The latest from Valtteri Tavast, A Living Room, is very Kafka-esque and not for the TikTok generation. Making Tetsuo: The Iron Man look like a modern-day representation of those continually connected to their phones and ‘the outside world’, this short point and click is for the curious, connecting the dots between reality and construct.
I bet that’s a bit too serious and fragmented first thing in the morning. That’s when I’m writing this, as coffee might not be quite the creative liberator one had hoped. However, as this has been sitting in my library for a few weeks, it makes sense to write about it now (even if the game hasn’t launched yet).
There’s no deadline or urgency in writing about the games I purchase or want to play in my spare time. That’s because the games are already out, or I want to take my time and enjoy them. With A Living Room, it’s the kind of thing I like to indulge in, even if it can be done in under an hour.
A Living Room Review
Their previous game, Rock ‘n’ Rock Will Never Die, is one of the wittiest point and click games I’ve played and was so far out there that I can’t help but recommend it to others – more so if you’re a point and click fan and enjoy rock music. This, on the other hand, is different.

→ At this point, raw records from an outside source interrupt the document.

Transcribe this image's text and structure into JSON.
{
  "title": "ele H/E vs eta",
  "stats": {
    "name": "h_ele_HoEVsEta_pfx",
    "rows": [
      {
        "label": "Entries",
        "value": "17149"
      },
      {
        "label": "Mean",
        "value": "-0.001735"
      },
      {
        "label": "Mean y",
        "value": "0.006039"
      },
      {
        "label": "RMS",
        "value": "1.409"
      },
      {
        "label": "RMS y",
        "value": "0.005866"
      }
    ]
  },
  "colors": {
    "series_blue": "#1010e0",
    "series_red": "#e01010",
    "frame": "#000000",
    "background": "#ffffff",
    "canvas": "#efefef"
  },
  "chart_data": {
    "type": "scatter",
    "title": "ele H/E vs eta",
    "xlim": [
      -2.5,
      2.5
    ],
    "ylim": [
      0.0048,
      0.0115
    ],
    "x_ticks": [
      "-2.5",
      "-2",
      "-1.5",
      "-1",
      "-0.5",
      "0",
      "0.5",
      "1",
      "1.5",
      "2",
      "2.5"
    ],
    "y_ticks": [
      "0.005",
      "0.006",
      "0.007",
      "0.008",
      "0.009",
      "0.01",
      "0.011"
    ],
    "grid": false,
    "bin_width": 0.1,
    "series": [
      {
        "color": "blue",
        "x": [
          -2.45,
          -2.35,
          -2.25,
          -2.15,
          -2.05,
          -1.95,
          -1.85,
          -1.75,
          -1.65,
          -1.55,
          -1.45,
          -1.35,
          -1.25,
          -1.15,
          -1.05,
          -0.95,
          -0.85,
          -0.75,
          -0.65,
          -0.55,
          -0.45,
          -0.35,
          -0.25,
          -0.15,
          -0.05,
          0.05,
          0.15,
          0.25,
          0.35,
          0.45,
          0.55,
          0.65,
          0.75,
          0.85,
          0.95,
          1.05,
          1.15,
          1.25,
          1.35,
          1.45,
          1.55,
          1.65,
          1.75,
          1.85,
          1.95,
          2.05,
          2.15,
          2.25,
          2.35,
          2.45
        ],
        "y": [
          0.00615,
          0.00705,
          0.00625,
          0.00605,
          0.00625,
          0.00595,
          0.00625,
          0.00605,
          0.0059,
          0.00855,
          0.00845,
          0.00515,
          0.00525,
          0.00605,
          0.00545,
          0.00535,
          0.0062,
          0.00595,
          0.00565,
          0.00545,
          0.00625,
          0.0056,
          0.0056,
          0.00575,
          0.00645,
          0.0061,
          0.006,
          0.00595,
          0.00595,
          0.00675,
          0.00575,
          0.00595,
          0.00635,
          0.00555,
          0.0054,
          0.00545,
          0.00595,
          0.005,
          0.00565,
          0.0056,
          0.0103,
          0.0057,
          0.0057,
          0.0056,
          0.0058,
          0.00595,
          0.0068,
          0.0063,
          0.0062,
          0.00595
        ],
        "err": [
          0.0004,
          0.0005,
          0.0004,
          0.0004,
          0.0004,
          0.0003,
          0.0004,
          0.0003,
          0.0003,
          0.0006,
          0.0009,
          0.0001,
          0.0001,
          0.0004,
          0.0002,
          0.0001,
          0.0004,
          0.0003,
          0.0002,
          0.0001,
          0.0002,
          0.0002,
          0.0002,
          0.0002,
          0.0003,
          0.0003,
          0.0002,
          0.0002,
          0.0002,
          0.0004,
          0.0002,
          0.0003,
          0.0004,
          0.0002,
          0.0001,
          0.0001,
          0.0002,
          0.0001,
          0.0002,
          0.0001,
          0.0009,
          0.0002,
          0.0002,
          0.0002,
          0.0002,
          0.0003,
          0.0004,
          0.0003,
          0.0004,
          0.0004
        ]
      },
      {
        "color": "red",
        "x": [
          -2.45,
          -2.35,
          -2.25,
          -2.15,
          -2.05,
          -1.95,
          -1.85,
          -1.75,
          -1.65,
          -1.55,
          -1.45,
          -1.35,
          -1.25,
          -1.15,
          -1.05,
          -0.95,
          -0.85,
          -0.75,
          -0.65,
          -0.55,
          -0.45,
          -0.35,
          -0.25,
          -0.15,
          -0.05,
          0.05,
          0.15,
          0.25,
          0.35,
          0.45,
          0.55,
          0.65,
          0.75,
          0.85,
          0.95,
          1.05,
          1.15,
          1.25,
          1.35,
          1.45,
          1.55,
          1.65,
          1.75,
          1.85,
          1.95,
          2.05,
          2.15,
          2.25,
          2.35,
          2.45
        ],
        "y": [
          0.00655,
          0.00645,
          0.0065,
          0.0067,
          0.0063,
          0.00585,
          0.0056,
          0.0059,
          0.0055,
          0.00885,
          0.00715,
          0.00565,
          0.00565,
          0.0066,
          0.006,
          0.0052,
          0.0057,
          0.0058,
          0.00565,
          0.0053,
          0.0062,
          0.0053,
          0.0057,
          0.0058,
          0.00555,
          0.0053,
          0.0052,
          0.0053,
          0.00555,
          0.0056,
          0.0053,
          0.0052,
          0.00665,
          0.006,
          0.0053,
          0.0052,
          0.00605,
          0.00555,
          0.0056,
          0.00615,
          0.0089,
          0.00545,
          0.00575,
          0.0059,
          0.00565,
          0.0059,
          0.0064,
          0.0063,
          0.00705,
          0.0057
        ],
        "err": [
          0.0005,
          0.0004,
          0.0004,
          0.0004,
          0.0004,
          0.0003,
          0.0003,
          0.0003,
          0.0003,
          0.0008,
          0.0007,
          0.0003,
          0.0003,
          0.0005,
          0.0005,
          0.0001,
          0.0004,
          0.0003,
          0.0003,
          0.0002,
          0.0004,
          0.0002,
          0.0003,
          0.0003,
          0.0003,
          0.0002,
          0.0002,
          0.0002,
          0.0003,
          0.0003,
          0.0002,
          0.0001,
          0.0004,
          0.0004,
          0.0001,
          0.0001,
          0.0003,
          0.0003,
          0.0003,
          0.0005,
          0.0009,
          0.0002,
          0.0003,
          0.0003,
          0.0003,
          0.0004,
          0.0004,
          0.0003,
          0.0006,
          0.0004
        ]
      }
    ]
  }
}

A Living Room is mental, and I love it.
While there’s a great deal of dark wit once more, the content is on a deeper level – questioning reality, mortality and liberty (that last one is only there for rhythm). Our playground is a purgatory room, naturally within the confines of a living room, as that’s where many of us have our most contemplative thoughts, with some braindead Netflix show framing the background.
Are you dead? How come you can talk to the furniture? Wait a minute… are you on drugs? Have you not watched this? That would stop you, surely. Anyhoo, yes, it’s all very existential as you confide in a couch, affectionally talk with a knife, or witness an apparition of cosmic horror.
When Life Gives You Lemons
The main character is beautifully illustrated, though the signature art style of Rock ‘n’ Rock Will Never Die becomes prevalent in ‘inanimate’ objects and third parties. For non-readers, there are voiceovers throughout – no doubt AI as they have that slight Skynet tinge to them, yet somehow a good deal of personality – the protagonist and the lemon, for example, are excellent. AI art features in a few sequences; anyone using Leonardo will spot those. They worked here, but I prefer Valtteri Tavast’s art style.
Considering A Living Room is short, you’d expect this to be a flyaway experience. On the contrary, the concepts, presentation and hidden achievements encourage experimentation, but more importantly, from my perspective, thought. This game, inspired by the line, ‘A dying man in a living room’ in Elliott Smith’s A Fond Farewell, is very profound (and funny) and entirely up for interpretation.
A Living Room Review Summary
It’s cliche to say, but A Living Room is a no-brainer for point and click fans – especially though with a penchant for the surreal, ambiguity, and a dark sense of humour. It’s short, and you’ll be thinking about it for some time after finishing it unless you’d prefer to watch ‘meaningful’ TikTok videos, in which case – you do you.